For the curve \( y = 3x^3 - 3x^2 + 1 \) at \( x = 1 \), find the equation of the tangent.

• A. \( y = 3x - 2 \)
• B. \( y = 3x - 3 \)
• C. \( y = 3x - 1 \)
• D. \( y = x + 1 \)

Hint:

To find the tangent equation quickly: 1. Differentiate the function to get the slope. 2. Substitute the given \(x\) value to find the slope \(m\). 3. Find the corresponding \(y\)-coordinate. 4. Use the point–slope formula \(y - y_1 = m(x - x_1)\).

Answer 1

The Correct Option is C

Concept: The equation of the tangent to a curve \(y = f(x)\) at \(x = a\) is given by: \[ y - f(a) = f'(a)(x - a) \] where:

• \(f'(a)\) is the slope of the tangent obtained using differentiation.
• \(f(a)\) is the point on the curve where the tangent touches.
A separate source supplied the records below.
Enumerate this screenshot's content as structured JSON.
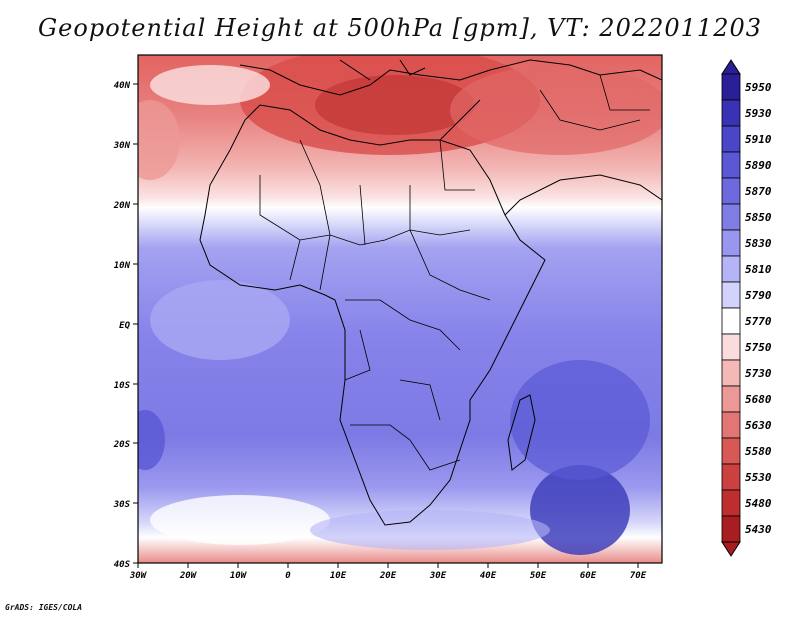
{
  "title": "Geopotential Height at 500hPa [gpm], VT: 2022011203",
  "credit": "GrADS: IGES/COLA",
  "map": {
    "region": "Africa",
    "lat_labels": [
      "40N",
      "30N",
      "20N",
      "10N",
      "EQ",
      "10S",
      "20S",
      "30S",
      "40S"
    ],
    "lon_labels": [
      "30W",
      "20W",
      "10W",
      "0",
      "10E",
      "20E",
      "30E",
      "40E",
      "50E",
      "60E",
      "70E"
    ]
  },
  "colorbar": {
    "levels": [
      "5950",
      "5930",
      "5910",
      "5890",
      "5870",
      "5850",
      "5830",
      "5810",
      "5790",
      "5770",
      "5750",
      "5730",
      "5680",
      "5630",
      "5580",
      "5530",
      "5480",
      "5430"
    ],
    "colors": [
      "#2a1f96",
      "#3a32b4",
      "#4a46c8",
      "#5a58d4",
      "#6c6ade",
      "#807ee6",
      "#9896ee",
      "#b4b4f6",
      "#d2d2fa",
      "#ffffff",
      "#fbdcdc",
      "#f4b8b6",
      "#ec9896",
      "#e27674",
      "#d85856",
      "#cc4040",
      "#be2e2e",
      "#a81e20"
    ]
  }
}
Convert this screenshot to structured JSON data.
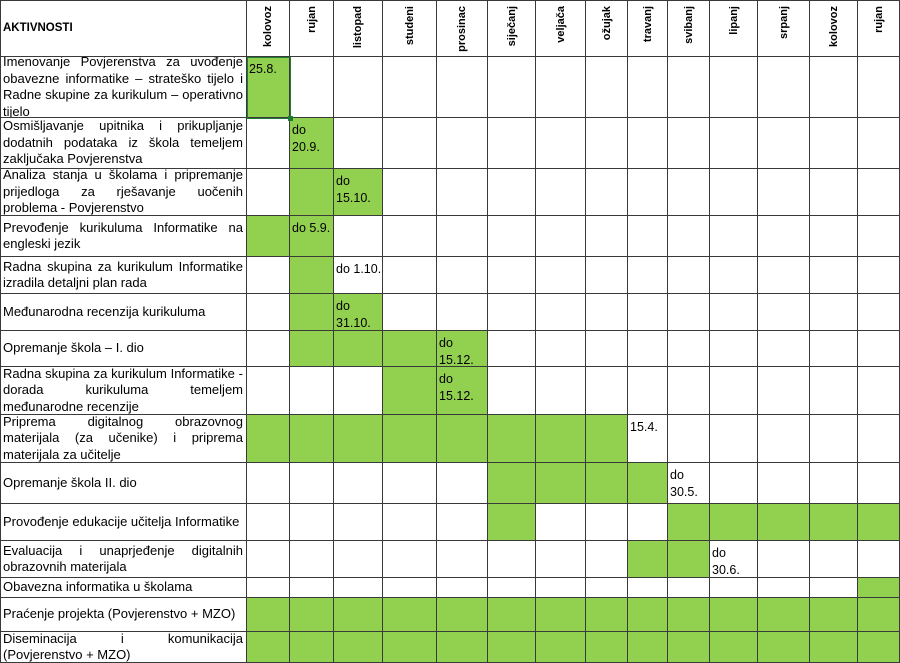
{
  "header": {
    "activities_label": "AKTIVNOSTI",
    "months": [
      "kolovoz",
      "rujan",
      "listopad",
      "studeni",
      "prosinac",
      "siječanj",
      "veljača",
      "ožujak",
      "travanj",
      "svibanj",
      "lipanj",
      "srpanj",
      "kolovoz",
      "rujan"
    ]
  },
  "rows": [
    {
      "activity": "Imenovanje Povjerenstva za uvođenje obavezne informatike – strateško tijelo i Radne skupine za kurikulum – operativno tijelo",
      "green": [
        0
      ],
      "deadline_col": 0,
      "deadline": "25.8."
    },
    {
      "activity": "Osmišljavanje upitnika i prikupljanje dodatnih podataka iz škola temeljem zaključaka Povjerenstva",
      "green": [
        1
      ],
      "deadline_col": 1,
      "deadline": "do 20.9."
    },
    {
      "activity": "Analiza stanja u školama i pripremanje prijedloga za rješavanje uočenih problema - Povjerenstvo",
      "green": [
        1,
        2
      ],
      "deadline_col": 2,
      "deadline": "do 15.10."
    },
    {
      "activity": "Prevođenje kurikuluma Informatike na engleski jezik",
      "green": [
        0,
        1
      ],
      "deadline_col": 1,
      "deadline": "do 5.9."
    },
    {
      "activity": "Radna skupina za kurikulum Informatike izradila detaljni plan rada",
      "green": [
        1
      ],
      "deadline_col": 2,
      "deadline": "do 1.10."
    },
    {
      "activity": "Međunarodna recenzija kurikuluma",
      "green": [
        1,
        2
      ],
      "deadline_col": 2,
      "deadline": "do 31.10."
    },
    {
      "activity": "Opremanje škola – I. dio",
      "green": [
        1,
        2,
        3,
        4
      ],
      "deadline_col": 4,
      "deadline": "do 15.12."
    },
    {
      "activity": "Radna skupina za kurikulum Informatike - dorada kurikuluma temeljem međunarodne recenzije",
      "green": [
        3,
        4
      ],
      "deadline_col": 4,
      "deadline": "do 15.12."
    },
    {
      "activity": "Priprema digitalnog obrazovnog materijala (za učenike) i priprema materijala za učitelje",
      "green": [
        0,
        1,
        2,
        3,
        4,
        5,
        6,
        7
      ],
      "deadline_col": 8,
      "deadline": "15.4."
    },
    {
      "activity": "Opremanje škola II. dio",
      "green": [
        5,
        6,
        7,
        8
      ],
      "deadline_col": 9,
      "deadline": "do 30.5."
    },
    {
      "activity": "Provođenje edukacije učitelja Informatike",
      "green": [
        5,
        9,
        10,
        11,
        12,
        13
      ],
      "deadline_col": -1,
      "deadline": ""
    },
    {
      "activity": "Evaluacija i unaprjeđenje digitalnih obrazovnih materijala",
      "green": [
        8,
        9
      ],
      "deadline_col": 10,
      "deadline": "do 30.6."
    },
    {
      "activity": "Obavezna informatika u školama",
      "green": [
        13
      ],
      "deadline_col": -1,
      "deadline": ""
    },
    {
      "activity": "Praćenje projekta (Povjerenstvo + MZO)",
      "green": [
        0,
        1,
        2,
        3,
        4,
        5,
        6,
        7,
        8,
        9,
        10,
        11,
        12,
        13
      ],
      "deadline_col": -1,
      "deadline": ""
    },
    {
      "activity": "Diseminacija i komunikacija (Povjerenstvo + MZO)",
      "green": [
        0,
        1,
        2,
        3,
        4,
        5,
        6,
        7,
        8,
        9,
        10,
        11,
        12,
        13
      ],
      "deadline_col": -1,
      "deadline": ""
    }
  ],
  "colors": {
    "fill": "#92d050",
    "grid": "#3a3a3a",
    "selection": "#1e7b34"
  }
}
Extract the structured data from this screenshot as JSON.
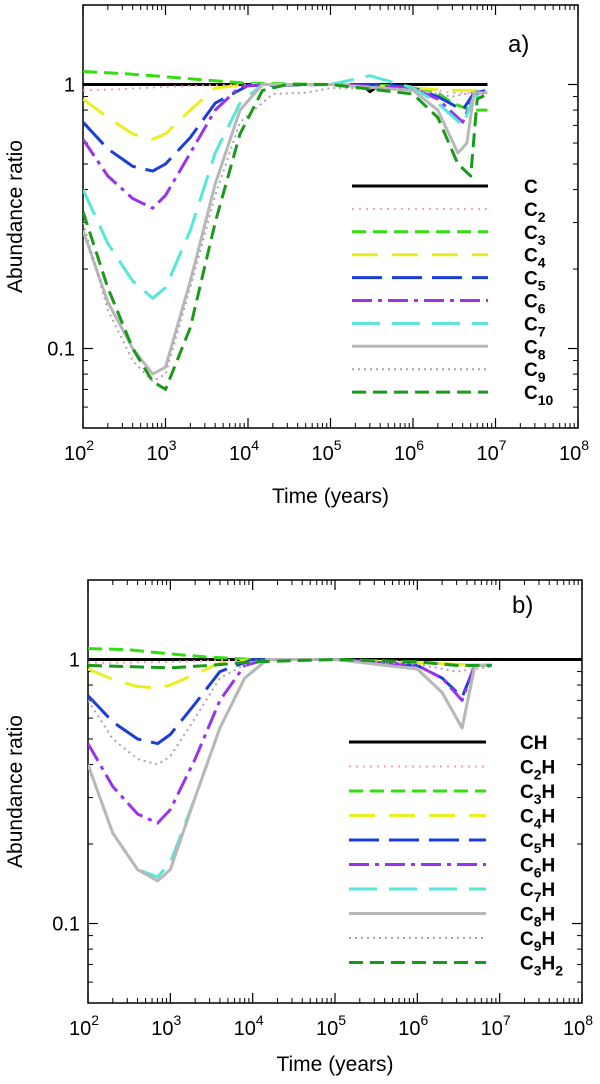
{
  "chart_data": [
    {
      "type": "line",
      "panel_label": "a)",
      "xlabel": "Time (years)",
      "ylabel": "Abundance ratio",
      "xscale": "log",
      "yscale": "log",
      "xlim": [
        100,
        100000000
      ],
      "ylim": [
        0.05,
        2
      ],
      "x_ticks": [
        {
          "base": "10",
          "exp": "2"
        },
        {
          "base": "10",
          "exp": "3"
        },
        {
          "base": "10",
          "exp": "4"
        },
        {
          "base": "10",
          "exp": "5"
        },
        {
          "base": "10",
          "exp": "6"
        },
        {
          "base": "10",
          "exp": "7"
        },
        {
          "base": "10",
          "exp": "8"
        }
      ],
      "y_ticks": [
        {
          "value": 1,
          "label": "1"
        },
        {
          "value": 0.1,
          "label": "0.1"
        }
      ],
      "legend_position": "lower-right",
      "series": [
        {
          "name": "C",
          "base": "C",
          "sub": "",
          "color": "#000000",
          "dash": "",
          "width": 3,
          "x": [
            100,
            1000,
            10000,
            100000,
            250000,
            300000,
            400000,
            1000000,
            3000000,
            8000000
          ],
          "y": [
            1.0,
            1.0,
            1.0,
            1.0,
            0.99,
            0.94,
            1.0,
            1.0,
            1.0,
            1.0
          ]
        },
        {
          "name": "C2",
          "base": "C",
          "sub": "2",
          "color": "#f4a0b0",
          "dash": "2,5",
          "width": 2,
          "x": [
            100,
            300,
            1000,
            3000,
            10000,
            30000,
            100000,
            1000000,
            3000000,
            8000000
          ],
          "y": [
            0.95,
            0.96,
            0.98,
            0.99,
            1.0,
            0.99,
            1.0,
            0.98,
            0.93,
            0.92
          ]
        },
        {
          "name": "C3",
          "base": "C",
          "sub": "3",
          "color": "#33dd11",
          "dash": "14,7",
          "width": 3,
          "x": [
            100,
            300,
            1000,
            3000,
            10000,
            100000,
            500000,
            1000000,
            2000000,
            3000000,
            5000000,
            8000000
          ],
          "y": [
            1.12,
            1.1,
            1.07,
            1.04,
            1.01,
            1.0,
            0.99,
            0.98,
            0.93,
            0.85,
            0.8,
            0.8
          ]
        },
        {
          "name": "C4",
          "base": "C",
          "sub": "4",
          "color": "#e8f020",
          "dash": "26,14",
          "width": 3,
          "x": [
            100,
            200,
            400,
            700,
            1000,
            2000,
            4000,
            10000,
            100000,
            1000000,
            3000000,
            8000000
          ],
          "y": [
            0.88,
            0.75,
            0.65,
            0.62,
            0.65,
            0.8,
            0.97,
            1.0,
            1.0,
            0.97,
            0.95,
            0.95
          ]
        },
        {
          "name": "C5",
          "base": "C",
          "sub": "5",
          "color": "#1a3fd6",
          "dash": "30,10",
          "width": 3,
          "x": [
            100,
            200,
            400,
            700,
            1000,
            2000,
            4000,
            10000,
            100000,
            500000,
            1000000,
            2000000,
            4000000,
            5500000,
            8000000
          ],
          "y": [
            0.72,
            0.57,
            0.49,
            0.47,
            0.5,
            0.63,
            0.85,
            0.99,
            1.0,
            1.0,
            0.97,
            0.9,
            0.8,
            0.93,
            0.95
          ]
        },
        {
          "name": "C6",
          "base": "C",
          "sub": "6",
          "color": "#9933ee",
          "dash": "20,6,4,6",
          "width": 3,
          "x": [
            100,
            200,
            400,
            700,
            1000,
            2000,
            4000,
            8000,
            15000,
            100000,
            1000000,
            2000000,
            4000000,
            5500000,
            8000000
          ],
          "y": [
            0.62,
            0.45,
            0.37,
            0.34,
            0.38,
            0.55,
            0.8,
            0.98,
            1.0,
            1.0,
            0.97,
            0.88,
            0.72,
            0.92,
            0.94
          ]
        },
        {
          "name": "C7",
          "base": "C",
          "sub": "7",
          "color": "#55e8d8",
          "dash": "28,12",
          "width": 3,
          "x": [
            100,
            200,
            400,
            700,
            1000,
            2000,
            4000,
            8000,
            15000,
            100000,
            300000,
            1000000,
            2000000,
            4000000,
            5500000,
            8000000
          ],
          "y": [
            0.4,
            0.25,
            0.18,
            0.155,
            0.17,
            0.28,
            0.55,
            0.85,
            1.0,
            1.0,
            1.08,
            0.97,
            0.85,
            0.7,
            0.9,
            0.92
          ]
        },
        {
          "name": "C8",
          "base": "C",
          "sub": "8",
          "color": "#b8b8b8",
          "dash": "",
          "width": 3,
          "x": [
            100,
            200,
            400,
            700,
            1000,
            2000,
            4000,
            8000,
            15000,
            30000,
            100000,
            1000000,
            2000000,
            3500000,
            4500000,
            5500000,
            8000000
          ],
          "y": [
            0.28,
            0.15,
            0.1,
            0.08,
            0.085,
            0.18,
            0.42,
            0.8,
            1.0,
            1.0,
            1.0,
            0.95,
            0.8,
            0.55,
            0.6,
            0.93,
            0.93
          ]
        },
        {
          "name": "C9",
          "base": "C",
          "sub": "9",
          "color": "#b0a0b0",
          "dash": "2,4",
          "width": 2,
          "x": [
            100,
            200,
            400,
            700,
            1000,
            2000,
            4000,
            8000,
            20000,
            50000,
            100000,
            1000000,
            3000000,
            5000000,
            8000000
          ],
          "y": [
            0.3,
            0.14,
            0.09,
            0.075,
            0.08,
            0.17,
            0.38,
            0.72,
            0.92,
            0.93,
            0.97,
            0.96,
            0.9,
            0.93,
            0.93
          ]
        },
        {
          "name": "C10",
          "base": "C",
          "sub": "10",
          "color": "#1a9a1a",
          "dash": "14,7",
          "width": 3,
          "x": [
            100,
            200,
            400,
            700,
            1000,
            2000,
            4000,
            8000,
            15000,
            30000,
            100000,
            1000000,
            2000000,
            3500000,
            5000000,
            6000000,
            8000000
          ],
          "y": [
            0.33,
            0.17,
            0.1,
            0.075,
            0.07,
            0.12,
            0.3,
            0.65,
            0.95,
            1.0,
            1.0,
            0.92,
            0.75,
            0.5,
            0.45,
            0.88,
            0.92
          ]
        }
      ]
    },
    {
      "type": "line",
      "panel_label": "b)",
      "xlabel": "Time (years)",
      "ylabel": "Abundance ratio",
      "xscale": "log",
      "yscale": "log",
      "xlim": [
        100,
        100000000
      ],
      "ylim": [
        0.05,
        2
      ],
      "x_ticks": [
        {
          "base": "10",
          "exp": "2"
        },
        {
          "base": "10",
          "exp": "3"
        },
        {
          "base": "10",
          "exp": "4"
        },
        {
          "base": "10",
          "exp": "5"
        },
        {
          "base": "10",
          "exp": "6"
        },
        {
          "base": "10",
          "exp": "7"
        },
        {
          "base": "10",
          "exp": "8"
        }
      ],
      "y_ticks": [
        {
          "value": 1,
          "label": "1"
        },
        {
          "value": 0.1,
          "label": "0.1"
        }
      ],
      "legend_position": "lower-right",
      "series": [
        {
          "name": "CH",
          "base": "CH",
          "sub": "",
          "tail": "",
          "color": "#000000",
          "dash": "",
          "width": 3,
          "x": [
            100,
            1000,
            10000,
            100000,
            1000000,
            10000000,
            100000000
          ],
          "y": [
            1.0,
            1.0,
            1.0,
            1.0,
            1.0,
            1.0,
            1.0
          ]
        },
        {
          "name": "C2H",
          "base": "C",
          "sub": "2",
          "tail": "H",
          "color": "#f4a0b0",
          "dash": "2,5",
          "width": 2,
          "x": [
            100,
            1000,
            10000,
            100000,
            1000000,
            3000000,
            8000000
          ],
          "y": [
            0.97,
            0.98,
            1.0,
            1.0,
            0.98,
            0.95,
            0.95
          ]
        },
        {
          "name": "C3H",
          "base": "C",
          "sub": "3",
          "tail": "H",
          "color": "#33dd11",
          "dash": "14,7",
          "width": 3,
          "x": [
            100,
            300,
            1000,
            3000,
            10000,
            100000,
            1000000,
            3000000,
            8000000
          ],
          "y": [
            1.1,
            1.09,
            1.05,
            1.02,
            1.0,
            1.0,
            0.98,
            0.95,
            0.95
          ]
        },
        {
          "name": "C4H",
          "base": "C",
          "sub": "4",
          "tail": "H",
          "color": "#e8f020",
          "dash": "26,14",
          "width": 3,
          "x": [
            100,
            200,
            400,
            700,
            1000,
            2000,
            4000,
            10000,
            100000,
            1000000,
            8000000
          ],
          "y": [
            0.92,
            0.84,
            0.79,
            0.78,
            0.8,
            0.88,
            0.97,
            1.0,
            1.0,
            0.97,
            0.95
          ]
        },
        {
          "name": "C5H",
          "base": "C",
          "sub": "5",
          "tail": "H",
          "color": "#1a3fd6",
          "dash": "30,10",
          "width": 3,
          "x": [
            100,
            200,
            400,
            700,
            1000,
            2000,
            4000,
            10000,
            100000,
            1000000,
            2000000,
            3500000,
            5000000,
            8000000
          ],
          "y": [
            0.73,
            0.58,
            0.5,
            0.48,
            0.52,
            0.68,
            0.9,
            1.0,
            1.0,
            0.95,
            0.85,
            0.72,
            0.95,
            0.95
          ]
        },
        {
          "name": "C6H",
          "base": "C",
          "sub": "6",
          "tail": "H",
          "color": "#9933ee",
          "dash": "20,6,4,6",
          "width": 3,
          "x": [
            100,
            200,
            400,
            700,
            1000,
            2000,
            4000,
            8000,
            15000,
            100000,
            1000000,
            2000000,
            3500000,
            5000000,
            8000000
          ],
          "y": [
            0.48,
            0.33,
            0.26,
            0.24,
            0.27,
            0.42,
            0.7,
            0.95,
            1.0,
            1.0,
            0.95,
            0.85,
            0.7,
            0.95,
            0.95
          ]
        },
        {
          "name": "C7H",
          "base": "C",
          "sub": "7",
          "tail": "H",
          "color": "#55e8d8",
          "dash": "28,12",
          "width": 3,
          "x": [
            100,
            200,
            400,
            700,
            1000,
            2000,
            4000,
            8000,
            15000,
            30000,
            100000,
            1000000,
            2000000,
            3500000,
            5000000,
            8000000
          ],
          "y": [
            0.4,
            0.22,
            0.16,
            0.15,
            0.17,
            0.3,
            0.55,
            0.85,
            1.0,
            1.0,
            1.0,
            0.92,
            0.75,
            0.55,
            0.95,
            0.95
          ]
        },
        {
          "name": "C8H",
          "base": "C",
          "sub": "8",
          "tail": "H",
          "color": "#b8b8b8",
          "dash": "",
          "width": 3,
          "x": [
            100,
            200,
            400,
            700,
            1000,
            2000,
            4000,
            8000,
            15000,
            30000,
            100000,
            1000000,
            2000000,
            3500000,
            5000000,
            8000000
          ],
          "y": [
            0.4,
            0.22,
            0.16,
            0.145,
            0.16,
            0.3,
            0.55,
            0.85,
            1.0,
            1.0,
            1.0,
            0.92,
            0.75,
            0.55,
            0.95,
            0.95
          ]
        },
        {
          "name": "C9H",
          "base": "C",
          "sub": "9",
          "tail": "H",
          "color": "#b0a0b0",
          "dash": "2,4",
          "width": 2,
          "x": [
            100,
            200,
            400,
            700,
            1000,
            2000,
            4000,
            10000,
            100000,
            1000000,
            3000000,
            8000000
          ],
          "y": [
            0.7,
            0.5,
            0.42,
            0.4,
            0.43,
            0.6,
            0.85,
            0.99,
            1.0,
            0.96,
            0.9,
            0.94
          ]
        },
        {
          "name": "C3H2",
          "base": "C",
          "sub": "3",
          "tail": "H",
          "sub2": "2",
          "color": "#1a9a1a",
          "dash": "14,7",
          "width": 3,
          "x": [
            100,
            300,
            1000,
            3000,
            10000,
            100000,
            1000000,
            3000000,
            8000000
          ],
          "y": [
            0.95,
            0.94,
            0.93,
            0.95,
            0.98,
            1.0,
            0.98,
            0.95,
            0.95
          ]
        }
      ]
    }
  ]
}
Thus, we first find the derivative to determine the slope and then use the point–slope form of a straight line.
Step 1: {Differentiate the given function.} Given \[ y = 3x^3 - 3x^2 + 1 \] Differentiating with respect to \(x\): \[ \frac{dy}{dx} = 9x^2 - 6x \] This represents the slope of the tangent at any point \(x\).
Step 2: {Find the slope at \(x = 1\).} \[ m = 9(1)^2 - 6(1) \] \[ m = 9 - 6 = 3 \] Thus, the slope of the tangent is \(m = 3\).
Step 3: {Find the point on the curve at \(x = 1\).} Substitute \(x=1\) into the original equation: \[ y = 3(1)^3 - 3(1)^2 + 1 \] \[ y = 3 - 3 + 1 \] \[ y = 1 \] So the point of tangency is \[ (1,1) \]
Step 4: {Use the point–slope form of the tangent line.} \[ y - y_1 = m(x - x_1) \] Substituting \(m=3\), \(x_1=1\), \(y_1=1\): \[ y - 1 = 3(x - 1) \] \[ y - 1 = 3x - 3 \] \[ y = 3x - 2 \]